Considering such statistics are easily available to a member of Congress, let alone his or her staff, it’s a wonder she never bothered to check. She just assumed “government bureaucrats” were consuming funds reserved for poor people.

A Bachmann spokesman did not respond to a request for comment.

Bachmann made two key errors here. First, she misinterpreted Tanner’s point. Then, she blithely assumed the ratio was applicable to the Food Stamp program when budget data show she’s off by more than a factor of 10 (or a factor of 200, if you just count salaries.)

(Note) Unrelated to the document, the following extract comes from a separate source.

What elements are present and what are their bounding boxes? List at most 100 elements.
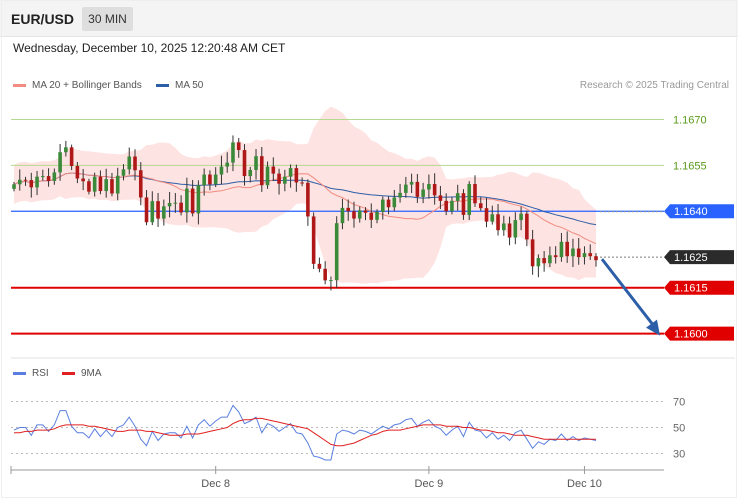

I really can't figure out how she stays in office. I can only assume the people that keep voting for her like to look for interesting shapes in their bowel movements and say their favorite food is "puh-sketti," and somehow a lot of them ended up clustered in one general area.

Back in the Saddle

Hard to believe I let a year go by without actually writing anything here. As it happens, I got pulled into full-time political writing for a very large, time-consuming organization, and didn't really want to mix business and pleasure. But now that the campaign is over, and I'm back on the couch looking for something to do, perhaps a resurrection of the Great Unread Buck is in order. Let's see if this time it sticks.